Thursday, June 14, 2007

Palo Alto bike advocacy

It's 11 a.m. on a Monday morning, and 78-year-old Ellen Fletcher hops off her bicycle on Bryant Street near Embarcadero Road and observes the fruits of her labor: helmeted and spandex-covered cyclists zipping down the bicycle boulevard that bears her name.

"Hey Ellen!" one cyclist shouts, waving to the former Palo Alto vice mayor as he pedals past Castilleja School in a pack of riders. He recognizes her from across the street, even though she is wearing her helmet.

"My goodness, look at them all!" Fletcher says.

Those who ride past her -- proving her theory, "You build it, and they will come" -- are among the many cyclists in Palo Alto who have benefited from Fletcher's 30 years of bicycle advocacy.

With approximately 1,700 Palo Altans -- 5.6 percent of the working population -- choosing two wheels instead of four for their daily work commutes, Palo Alto has almost five times the percentage of bike commuters as that of Santa Clara County as a whole. The city's ratio is 14 times the proportion of bike commuters in the United States, according to U.S. Census Bureau data from 2000.

In addition to the Ellen Fletcher Bicycle Boulevard on Bryant (which gained her name in 2002), the bicycle advocate pushed for incentives for city employees to commute by bike as well as for bike bridges, bike parking and accommodations for bicycles on Caltrain. They're all based on Fletcher's fundamental but not commonly shared belief that, "It is possible to do without a car most of the time."

Read more at Palo Alto Online. See also photos accompanying the article.

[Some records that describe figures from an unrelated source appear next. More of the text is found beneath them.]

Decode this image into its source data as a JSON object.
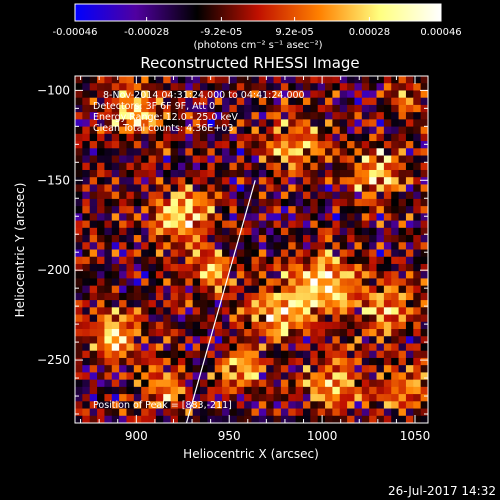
{
  "colorbar": {
    "tick_labels": [
      "-0.00046",
      "-0.00028",
      "-9.2e-05",
      "9.2e-05",
      "0.00028",
      "0.00046"
    ],
    "tick_values": [
      -0.00046,
      -0.00028,
      -9.2e-05,
      9.2e-05,
      0.00028,
      0.00046
    ],
    "range": [
      -0.00046,
      0.00046
    ],
    "units": "(photons cm⁻² s⁻¹ asec⁻²)",
    "colors": [
      "#0000ff",
      "#5000a0",
      "#000000",
      "#c01000",
      "#ff8000",
      "#ffff80",
      "#ffffff"
    ]
  },
  "plot": {
    "title": "Reconstructed RHESSI Image",
    "xlabel": "Heliocentric X (arcsec)",
    "ylabel": "Heliocentric Y (arcsec)",
    "info": {
      "time": "8-Nov-2014 04:31:24.000 to 04:41:24.000",
      "detectors": "Detectors: 3F 6F 9F, Att 0",
      "energy": "Energy Range: 12.0 - 25.0 keV",
      "clean": "Clean     Total counts: 4.36E+03"
    },
    "peak": "Position of Peak = [883,-211]",
    "footer_date": "26-Jul-2017 14:32"
  },
  "chart_data": {
    "type": "heatmap",
    "title": "Reconstructed RHESSI Image",
    "xlabel": "Heliocentric X (arcsec)",
    "ylabel": "Heliocentric Y (arcsec)",
    "xlim": [
      867,
      1057
    ],
    "ylim": [
      -285,
      -92
    ],
    "xticks": [
      900,
      950,
      1000,
      1050
    ],
    "yticks": [
      -100,
      -150,
      -200,
      -250
    ],
    "zlim": [
      -0.00046,
      0.00046
    ],
    "grid_size": [
      48,
      48
    ],
    "limb_line": [
      [
        927,
        -285
      ],
      [
        964,
        -150
      ]
    ],
    "blobs": [
      [
        900,
        -110,
        0.00036,
        14
      ],
      [
        925,
        -170,
        0.0004,
        16
      ],
      [
        940,
        -200,
        0.0003,
        12
      ],
      [
        985,
        -130,
        0.00035,
        16
      ],
      [
        1030,
        -145,
        0.0004,
        14
      ],
      [
        1000,
        -210,
        0.00042,
        18
      ],
      [
        975,
        -225,
        0.00038,
        14
      ],
      [
        1035,
        -220,
        0.00036,
        14
      ],
      [
        890,
        -235,
        0.00036,
        14
      ],
      [
        915,
        -265,
        0.00032,
        12
      ],
      [
        1005,
        -262,
        0.0004,
        14
      ],
      [
        1045,
        -265,
        0.00034,
        12
      ],
      [
        955,
        -255,
        0.0003,
        12
      ],
      [
        1045,
        -105,
        0.00025,
        10
      ]
    ],
    "seed": 7,
    "peak_position": [
      883,
      -211
    ]
  }
}
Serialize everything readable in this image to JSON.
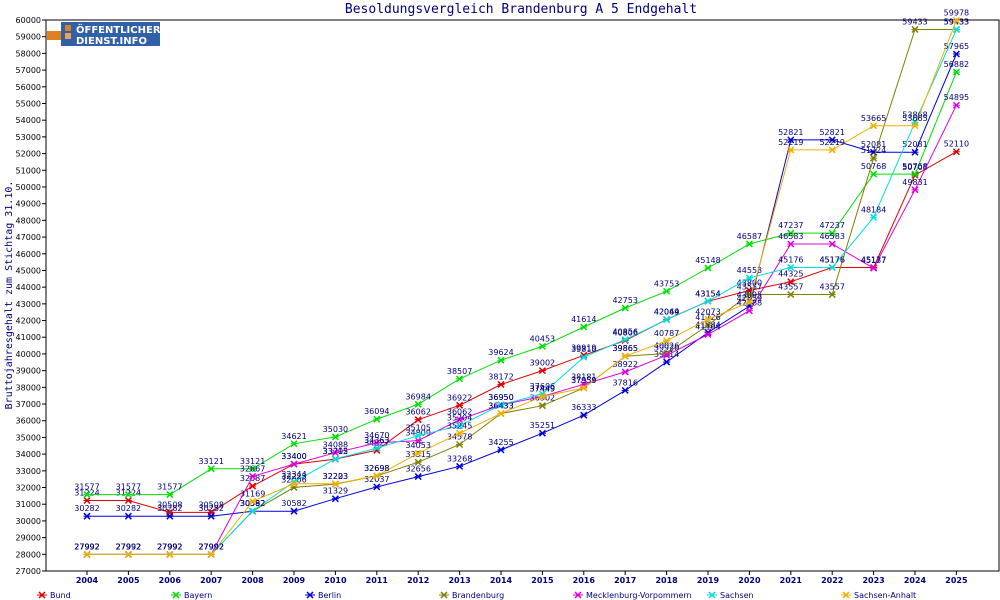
{
  "logo": {
    "line1": "ÖFFENTLICHER",
    "line2": "DIENST.INFO",
    "color_primary": "#3060a8",
    "color_accent": "#e08020"
  },
  "chart_data": {
    "type": "line",
    "title": "Besoldungsvergleich Brandenburg A 5 Endgehalt",
    "xlabel": "",
    "ylabel": "Bruttojahresgehalt zum Stichtag 31.10.",
    "ylim": [
      27000,
      60000
    ],
    "ytick_step": 1000,
    "grid": false,
    "legend_position": "bottom",
    "categories": [
      "2004",
      "2005",
      "2006",
      "2007",
      "2008",
      "2009",
      "2010",
      "2011",
      "2012",
      "2013",
      "2014",
      "2015",
      "2016",
      "2017",
      "2018",
      "2019",
      "2020",
      "2021",
      "2022",
      "2023",
      "2024",
      "2025"
    ],
    "series": [
      {
        "name": "Bund",
        "color": "#e00000",
        "values": [
          31224,
          31224,
          30508,
          30508,
          32087,
          33400,
          33702,
          34227,
          36062,
          36922,
          38172,
          39002,
          39919,
          40806,
          42064,
          43154,
          43800,
          44325,
          45176,
          45177,
          50708,
          52110
        ]
      },
      {
        "name": "Bayern",
        "color": "#00e000",
        "values": [
          31577,
          31577,
          31577,
          33121,
          33121,
          34621,
          35030,
          36094,
          36984,
          38507,
          39624,
          40453,
          41614,
          42753,
          43753,
          45148,
          46587,
          47237,
          47237,
          50768,
          50768,
          56882
        ]
      },
      {
        "name": "Berlin",
        "color": "#0000e0",
        "values": [
          30282,
          30282,
          30282,
          30282,
          30582,
          30582,
          31329,
          32037,
          32656,
          33268,
          34255,
          35251,
          36333,
          37816,
          39514,
          41284,
          42859,
          52821,
          52821,
          52081,
          52081,
          57965
        ]
      },
      {
        "name": "Brandenburg",
        "color": "#808000",
        "values": [
          27992,
          27992,
          27992,
          27992,
          30582,
          32006,
          32203,
          32698,
          33515,
          34578,
          36433,
          36902,
          37959,
          39865,
          40026,
          41726,
          43557,
          43557,
          43557,
          51724,
          59433,
          59433
        ]
      },
      {
        "name": "Mecklenburg-Vorpommern",
        "color": "#e000e0",
        "values": [
          27992,
          27992,
          27992,
          27992,
          32667,
          33400,
          34088,
          34670,
          34809,
          36062,
          36950,
          37449,
          38181,
          38922,
          39920,
          41164,
          42588,
          46583,
          46583,
          45137,
          49831,
          54895
        ]
      },
      {
        "name": "Sachsen",
        "color": "#00e0e0",
        "values": [
          27992,
          27992,
          27992,
          27992,
          30592,
          32344,
          33715,
          34363,
          35105,
          35704,
          36950,
          37606,
          39810,
          40856,
          42049,
          43154,
          44553,
          45176,
          45176,
          48184,
          53868,
          59433
        ]
      },
      {
        "name": "Sachsen-Anhalt",
        "color": "#f0b000",
        "values": [
          27992,
          27992,
          27992,
          27992,
          31169,
          32223,
          32223,
          32698,
          34053,
          35245,
          36433,
          37449,
          37959,
          39865,
          40787,
          42073,
          43095,
          52219,
          52219,
          53665,
          53665,
          59978
        ]
      }
    ]
  }
}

Ellen Fletcher is still very active in local advocacy as a board member of the Silicon Valley Bicycle Coalition.

1 comment:

Paul Dorn said...

With her "Field of Dreams" philosophy--if you build it, they will come--Ellen Fletcher is a model of determination for bicycling. And her efforts represent another repudiation of John Forester's contention that bicycling facilities were originally pursued by automobile promoters seeking to clear roads of pedalers: "Fletcher turned to cycling and bicycle advocacy 30 years ago as a mother of a young son who needed a safe way to get to Fairmeadow Elementary School."

Other than experienced and determined bicyclists, most people prefer riding on streets with bike facilities. Period.